Le meilleur onboarding, enfin, est celui qui se transforme en action. Une pratique simple consiste à demander au nouvel arrivant, dans ses 60 à 90 premiers jours, de conduire un micro-chantier d’amélioration : un irritant de travail, un risque récurrent, un gaspillage, une incohérence de process, une interface mal gérée.

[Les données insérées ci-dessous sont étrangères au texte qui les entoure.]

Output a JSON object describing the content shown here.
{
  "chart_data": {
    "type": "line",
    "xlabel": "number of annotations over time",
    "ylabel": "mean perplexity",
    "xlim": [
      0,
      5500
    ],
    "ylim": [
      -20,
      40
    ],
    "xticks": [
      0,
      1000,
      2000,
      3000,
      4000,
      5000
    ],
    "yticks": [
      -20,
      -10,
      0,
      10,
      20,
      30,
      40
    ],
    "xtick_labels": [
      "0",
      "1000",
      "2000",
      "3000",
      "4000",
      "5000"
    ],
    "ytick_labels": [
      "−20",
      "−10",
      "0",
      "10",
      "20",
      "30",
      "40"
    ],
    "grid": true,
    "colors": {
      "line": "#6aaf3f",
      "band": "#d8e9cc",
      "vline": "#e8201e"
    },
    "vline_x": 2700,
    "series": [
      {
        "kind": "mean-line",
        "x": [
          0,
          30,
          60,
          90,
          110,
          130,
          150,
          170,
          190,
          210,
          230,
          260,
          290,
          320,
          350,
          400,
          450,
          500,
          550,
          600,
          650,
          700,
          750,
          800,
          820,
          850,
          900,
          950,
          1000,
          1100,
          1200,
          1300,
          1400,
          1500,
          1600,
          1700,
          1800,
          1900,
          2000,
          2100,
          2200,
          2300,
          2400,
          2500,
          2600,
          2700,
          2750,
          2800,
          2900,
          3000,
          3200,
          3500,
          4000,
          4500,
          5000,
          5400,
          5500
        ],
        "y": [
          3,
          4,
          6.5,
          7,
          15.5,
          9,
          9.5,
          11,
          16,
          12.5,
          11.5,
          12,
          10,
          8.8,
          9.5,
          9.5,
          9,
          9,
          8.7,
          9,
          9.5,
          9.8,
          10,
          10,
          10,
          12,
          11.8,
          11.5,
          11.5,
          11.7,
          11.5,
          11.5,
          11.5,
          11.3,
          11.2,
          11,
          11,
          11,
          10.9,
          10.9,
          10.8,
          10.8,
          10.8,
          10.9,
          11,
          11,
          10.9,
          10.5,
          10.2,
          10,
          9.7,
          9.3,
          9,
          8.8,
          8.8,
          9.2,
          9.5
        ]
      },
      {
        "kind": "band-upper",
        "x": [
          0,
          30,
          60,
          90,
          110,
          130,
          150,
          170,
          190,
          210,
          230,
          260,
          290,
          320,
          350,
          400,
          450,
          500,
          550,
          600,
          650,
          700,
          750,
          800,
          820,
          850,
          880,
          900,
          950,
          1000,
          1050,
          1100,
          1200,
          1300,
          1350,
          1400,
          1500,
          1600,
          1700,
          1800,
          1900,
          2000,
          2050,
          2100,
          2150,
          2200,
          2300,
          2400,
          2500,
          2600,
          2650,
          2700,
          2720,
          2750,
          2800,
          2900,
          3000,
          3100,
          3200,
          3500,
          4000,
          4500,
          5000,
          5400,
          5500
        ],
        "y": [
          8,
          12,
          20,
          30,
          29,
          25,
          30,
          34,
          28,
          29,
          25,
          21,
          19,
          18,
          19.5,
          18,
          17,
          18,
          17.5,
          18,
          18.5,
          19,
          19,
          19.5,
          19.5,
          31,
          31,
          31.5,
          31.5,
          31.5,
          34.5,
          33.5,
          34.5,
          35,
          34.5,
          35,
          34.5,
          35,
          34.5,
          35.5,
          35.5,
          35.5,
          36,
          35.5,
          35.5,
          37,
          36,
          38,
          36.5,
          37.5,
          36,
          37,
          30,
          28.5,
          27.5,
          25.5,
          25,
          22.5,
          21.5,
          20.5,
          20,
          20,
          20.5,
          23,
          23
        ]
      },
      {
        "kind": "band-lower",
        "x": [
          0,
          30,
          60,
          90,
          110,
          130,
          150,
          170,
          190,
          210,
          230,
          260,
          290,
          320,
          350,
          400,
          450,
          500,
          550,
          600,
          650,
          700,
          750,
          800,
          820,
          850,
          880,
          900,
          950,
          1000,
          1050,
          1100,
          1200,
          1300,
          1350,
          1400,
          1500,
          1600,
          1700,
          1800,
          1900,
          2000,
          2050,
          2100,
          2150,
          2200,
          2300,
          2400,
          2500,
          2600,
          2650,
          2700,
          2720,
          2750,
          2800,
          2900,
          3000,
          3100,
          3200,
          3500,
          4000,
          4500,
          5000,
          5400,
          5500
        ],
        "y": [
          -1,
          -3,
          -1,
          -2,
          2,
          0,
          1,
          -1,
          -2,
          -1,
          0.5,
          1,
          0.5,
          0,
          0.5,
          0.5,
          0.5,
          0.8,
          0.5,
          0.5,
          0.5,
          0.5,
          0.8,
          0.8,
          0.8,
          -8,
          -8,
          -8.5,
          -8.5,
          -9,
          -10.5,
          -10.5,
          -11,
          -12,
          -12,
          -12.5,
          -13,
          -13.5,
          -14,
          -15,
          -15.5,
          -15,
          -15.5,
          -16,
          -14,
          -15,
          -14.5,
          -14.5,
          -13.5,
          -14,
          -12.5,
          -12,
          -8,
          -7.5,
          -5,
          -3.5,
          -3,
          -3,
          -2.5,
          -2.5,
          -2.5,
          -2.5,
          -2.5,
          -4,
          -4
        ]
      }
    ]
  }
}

Ce micro-chantier sert trois choses : il donne de l’autonomie, il produit une amélioration visible, et il montre que la RSE est une dynamique, pas un discours.


Au final, les indicateurs les plus utiles ne sont pas ceux de “marque employeur”. Ce sont des indicateurs de réalité : rétention à 6/12 mois, temps d’autonomie, qualité de l’intégration, perception de la charge, fréquence des alertes terrain. Quand ces indicateurs progressent, la marque employeur suit naturellement — parce qu’elle devient le reflet d’une expérience vécue.